People with an accent entirely their own...

My 10 year old daughter. Native speaker of three languages, she has her own damn accent in all three, which nobody can ever place. It’s the cutest thing. I think it came about due to the fact that she has absorbed different accents for different words/expressions, due to not living in a native environment for any of the languages.

And I guess Stephen Hawking has the exact opposite of an accent.

Me. One part New Orleans drawl of varying strength, one part Chicago nasal, and a tendency to not properly enunciate when excited.

Had one guy ask if I’m Canadian.

Arlen Specter was born in Wichita and grew up in Russell KS (same hometown as Bob Dole). So maybe it was that Kansas twang coming through.
Not speaking (as far as I know) but singing - what is up with Colin Meloy of the Decemberists? The first time I heard the Decemberists I spent half the album trying to place his accent, figuring it was some kind of British… Finally looked it up on Wikipedia. Nope, he grew up in Montana.

I realize his voice was exaggerated by a generation or two of impressionists, but John Wayne always struck me as having an odd way of speaking.

Humphrey Bogart…speech impediment nonwithstanding

USMNT GK Brad Freidal

All of these people, and we could throw in many more from that generation ( like Grace Kelly ), utilized variants of a Mid-Atlantic accent, a deliberately affected and taught ( back when teaching proper diction in classrooms was a thing ) social-class accent now approaching extinction. It was once the province of the wealthy, private-school attending New Englanders/Mid-Atlanticers hence its association with the posh and eventually the prissy and pretentious. Since it isn’t taught anymore and was class-specific rather than geographic it is has been declining for decades except as a put-on for comedy and the like.

The most unusual ( and very prettily musical ) accent I ever heard was my one of my history professors who was an Argentinian who had learned English in college in Britain. To my ear the combination was very subtly exotic.

Howard Cosell?

Someone on Reddit was able to discover that Tommy Wiseau grew up in Poland with the surname Wieczorkiewicz, and lived in Strasbourg illegally for a while under the name Pierre Wiseau, before moving to his aunt and uncle’s house in New Orleans.
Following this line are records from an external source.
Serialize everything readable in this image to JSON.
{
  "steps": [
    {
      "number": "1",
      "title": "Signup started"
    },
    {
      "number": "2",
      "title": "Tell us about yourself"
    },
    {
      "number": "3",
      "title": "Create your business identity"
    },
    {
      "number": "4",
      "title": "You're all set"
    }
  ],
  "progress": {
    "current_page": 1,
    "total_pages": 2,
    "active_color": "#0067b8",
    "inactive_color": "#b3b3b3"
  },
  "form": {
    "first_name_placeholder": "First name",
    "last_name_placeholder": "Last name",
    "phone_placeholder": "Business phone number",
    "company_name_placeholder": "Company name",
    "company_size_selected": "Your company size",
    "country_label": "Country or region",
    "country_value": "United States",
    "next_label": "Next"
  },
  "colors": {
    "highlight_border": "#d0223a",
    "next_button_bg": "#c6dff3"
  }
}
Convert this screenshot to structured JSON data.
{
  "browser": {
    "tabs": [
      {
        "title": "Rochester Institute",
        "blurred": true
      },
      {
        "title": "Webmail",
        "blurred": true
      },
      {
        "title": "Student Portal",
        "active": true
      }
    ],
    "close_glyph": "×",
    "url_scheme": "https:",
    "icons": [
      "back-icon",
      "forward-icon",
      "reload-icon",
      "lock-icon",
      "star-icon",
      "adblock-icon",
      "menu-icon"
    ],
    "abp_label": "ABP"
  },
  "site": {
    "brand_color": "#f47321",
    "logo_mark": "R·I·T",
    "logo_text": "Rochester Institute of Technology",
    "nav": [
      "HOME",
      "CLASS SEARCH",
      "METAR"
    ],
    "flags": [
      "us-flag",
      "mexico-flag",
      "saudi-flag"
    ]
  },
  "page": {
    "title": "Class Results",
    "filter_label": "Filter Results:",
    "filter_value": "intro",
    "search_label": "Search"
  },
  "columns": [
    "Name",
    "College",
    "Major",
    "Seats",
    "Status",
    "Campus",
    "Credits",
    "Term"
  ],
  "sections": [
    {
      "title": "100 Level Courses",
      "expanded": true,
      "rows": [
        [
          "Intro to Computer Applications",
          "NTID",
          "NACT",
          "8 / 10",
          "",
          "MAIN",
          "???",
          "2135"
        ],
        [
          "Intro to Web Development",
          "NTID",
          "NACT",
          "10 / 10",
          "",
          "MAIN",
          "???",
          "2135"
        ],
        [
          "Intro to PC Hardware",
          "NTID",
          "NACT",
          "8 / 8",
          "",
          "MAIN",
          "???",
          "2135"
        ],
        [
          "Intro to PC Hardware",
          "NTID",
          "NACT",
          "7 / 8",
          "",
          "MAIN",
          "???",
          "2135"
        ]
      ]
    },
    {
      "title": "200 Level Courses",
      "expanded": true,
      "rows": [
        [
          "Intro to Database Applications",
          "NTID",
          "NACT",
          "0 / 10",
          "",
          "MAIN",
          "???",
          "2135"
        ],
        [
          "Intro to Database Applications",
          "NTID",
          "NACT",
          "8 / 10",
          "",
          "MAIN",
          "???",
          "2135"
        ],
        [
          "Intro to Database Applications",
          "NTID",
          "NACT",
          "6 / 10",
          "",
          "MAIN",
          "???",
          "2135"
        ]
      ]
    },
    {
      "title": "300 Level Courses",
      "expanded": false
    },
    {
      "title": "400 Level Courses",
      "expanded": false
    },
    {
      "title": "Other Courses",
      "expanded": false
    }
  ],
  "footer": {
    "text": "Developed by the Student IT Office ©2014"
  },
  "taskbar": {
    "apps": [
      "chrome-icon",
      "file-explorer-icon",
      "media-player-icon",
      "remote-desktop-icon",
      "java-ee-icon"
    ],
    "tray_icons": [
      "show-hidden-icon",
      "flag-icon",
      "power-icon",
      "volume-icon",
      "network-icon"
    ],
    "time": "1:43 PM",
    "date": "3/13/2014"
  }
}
So I guess his accent is a mixture of Polish, French, and Nawlins.

WC Fields?

People may not think of the silent-film star Buster Keaton for a question like this. But he appeared in a handful of talkies in the 1930s, and he sounds weird as hell. He was born in Kansas and traveled around doing vaudeville with his parents.

Leopold Stokowski, the famous orchestra conductor. Born and grew up in England, but listen to him with Micky Mouse in the Disney film Fantasia; vaguely Eastern-European, and apparently it’s intensity could vary.